TAT is directly wrapped around the aorta, and this distinct anatomic location may explain the specific association between high TAT and CVD among individuals with normal VAT. TAT may serve as a marker of perivascular fat throughout the body including smaller blood vessels, and perivascular fat has been postulated to have adverse effects on the vasculature.4–5
Supporting this, prior work in the Framingham Heart Study has demonstrated an association between TAT and both abdominal aortic calcium and coronary artery calcium among individuals without known cardiovascular disease. These associations persisted after adjustment for VAT and standard cardiovascular risk factors.10
Alternatively, our findings that high TAT was associated with CVD among individuals with normal VAT may reflect that these individuals were more likely to have a higher prevalence of certain CVD risk factors, including low HDL in women and smoking in men.

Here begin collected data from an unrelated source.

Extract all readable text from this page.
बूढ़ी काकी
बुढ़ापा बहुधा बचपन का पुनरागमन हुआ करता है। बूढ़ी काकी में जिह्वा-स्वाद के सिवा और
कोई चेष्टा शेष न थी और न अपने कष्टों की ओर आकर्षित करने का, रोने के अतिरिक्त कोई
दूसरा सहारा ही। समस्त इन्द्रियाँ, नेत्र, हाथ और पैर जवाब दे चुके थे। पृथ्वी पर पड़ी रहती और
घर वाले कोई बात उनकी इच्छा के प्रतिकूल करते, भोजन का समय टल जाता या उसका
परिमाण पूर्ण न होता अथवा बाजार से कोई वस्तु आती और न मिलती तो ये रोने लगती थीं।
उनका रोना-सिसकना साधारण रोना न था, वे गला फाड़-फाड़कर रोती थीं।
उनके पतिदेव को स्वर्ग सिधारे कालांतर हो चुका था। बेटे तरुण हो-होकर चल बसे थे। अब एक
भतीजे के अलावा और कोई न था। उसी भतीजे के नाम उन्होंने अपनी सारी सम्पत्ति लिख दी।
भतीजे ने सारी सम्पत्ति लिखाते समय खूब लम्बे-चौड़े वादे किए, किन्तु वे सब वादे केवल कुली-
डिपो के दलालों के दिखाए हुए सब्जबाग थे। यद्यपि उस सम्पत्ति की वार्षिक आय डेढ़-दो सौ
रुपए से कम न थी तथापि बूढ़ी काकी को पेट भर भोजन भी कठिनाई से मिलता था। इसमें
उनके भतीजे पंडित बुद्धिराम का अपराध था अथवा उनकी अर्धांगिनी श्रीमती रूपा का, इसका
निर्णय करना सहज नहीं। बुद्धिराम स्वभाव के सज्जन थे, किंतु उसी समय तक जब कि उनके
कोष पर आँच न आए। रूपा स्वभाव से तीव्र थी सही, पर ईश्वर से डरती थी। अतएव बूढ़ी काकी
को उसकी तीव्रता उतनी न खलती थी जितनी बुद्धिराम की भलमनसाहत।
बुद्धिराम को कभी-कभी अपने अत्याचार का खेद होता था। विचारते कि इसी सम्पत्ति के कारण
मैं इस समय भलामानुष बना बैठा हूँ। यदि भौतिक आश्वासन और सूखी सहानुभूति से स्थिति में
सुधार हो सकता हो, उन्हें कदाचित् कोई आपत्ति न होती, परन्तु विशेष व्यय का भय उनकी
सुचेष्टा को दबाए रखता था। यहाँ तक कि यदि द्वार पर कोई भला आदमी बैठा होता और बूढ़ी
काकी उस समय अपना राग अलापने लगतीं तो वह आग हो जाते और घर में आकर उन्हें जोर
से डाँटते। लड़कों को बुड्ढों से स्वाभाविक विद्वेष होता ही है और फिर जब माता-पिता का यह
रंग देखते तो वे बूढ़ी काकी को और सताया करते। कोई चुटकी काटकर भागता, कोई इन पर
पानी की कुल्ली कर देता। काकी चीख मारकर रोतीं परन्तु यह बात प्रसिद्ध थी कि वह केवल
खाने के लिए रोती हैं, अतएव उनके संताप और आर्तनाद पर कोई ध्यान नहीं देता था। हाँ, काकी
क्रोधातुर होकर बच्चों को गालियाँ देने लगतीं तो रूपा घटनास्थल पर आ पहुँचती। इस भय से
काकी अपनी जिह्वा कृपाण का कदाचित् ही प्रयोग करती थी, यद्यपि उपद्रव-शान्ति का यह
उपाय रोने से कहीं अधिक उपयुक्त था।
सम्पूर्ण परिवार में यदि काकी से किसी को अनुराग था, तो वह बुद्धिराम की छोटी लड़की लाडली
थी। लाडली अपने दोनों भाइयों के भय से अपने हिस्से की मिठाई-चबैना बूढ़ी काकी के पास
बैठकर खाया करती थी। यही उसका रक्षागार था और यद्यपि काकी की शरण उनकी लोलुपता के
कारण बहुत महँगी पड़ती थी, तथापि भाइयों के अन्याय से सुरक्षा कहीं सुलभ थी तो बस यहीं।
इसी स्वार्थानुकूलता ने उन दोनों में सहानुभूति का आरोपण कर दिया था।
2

Our findings of a difference in the prevalence of smoking among men with normal VAT but discordant for TAT deserves specific comment. Smokers tend to have a lower body weight but are known to have a higher risk of cardiovascular disease. Ectopic fat distribution, specifically higher volumes of VAT, is already known to differ between smokers and nonsmokers.22
We have extended these findings among individuals with normal VAT by demonstrating a higher prevalence of male smokers among individuals with high versus normal TAT. These findings are noteworthy given the potential modulating role of nicotine on perivascular fat previously demonstrated in animal models.23
Specifically, exposure of rats to nicotine prenatally and during lactation led to an increase in total adiposity as well as perivascular fat in the offspring compared with controls. Furthermore, the normal anticontractile effect of perivascular fat on blood vessels was no longer present in nicotine‐exposed offspring, but was restored with the transfer of the medium surrounding normal fat. Thus, nicotine was associated with higher volumes as well as dysfunction of perivascular fat. These findings are consistent with prior work suggesting that excess perivascular adipose tissue disrupts the normal contribution of perivascular fat to vascular tone24
and further suggest that nicotine may contribute to this process. Other studies also support a potential role of nicotine on adipose tissue.25–26
For example, differences in adipose tissue lipoprotein lipase activity have been found between smokers and nonsmokers.25
Thus, elucidation of the full expression profile of perivascular fat in response to nicotine may help to extend our observational findings.
Strengths and Limitations
The major strength of our study is the relatively large sample size and community‐based nature of the cohort. This allowed exploration of differences within subgroups of TAT and VAT and limited referral bias. We assessed TAT and VAT using a highly reproducible CT volumetric assessment. Certain limitations warrant discussion. The cross‐sectional and observational design of the analysis prevents inferences of causality or temporality. The Framingham Heart Study is predominantly white, and results cannot be generalized to other ethnic groups. We did not have information on the severity of CVD. Our analyses were exploratory, and we did not account for multiple testing. Replication of our findings in independent cohorts is warranted. There were temporal differences between the MDCT scans and the risk factor assessments among the Offspring cohort. However, our sensitivity analysis limited to the Third‐Generation cohort (in which MDCT scans and risk factor assessment occurred during the same period) demonstrated overall similar findings. Finally, our findings do not suggest that TAT quantification should be used as a clinical tool.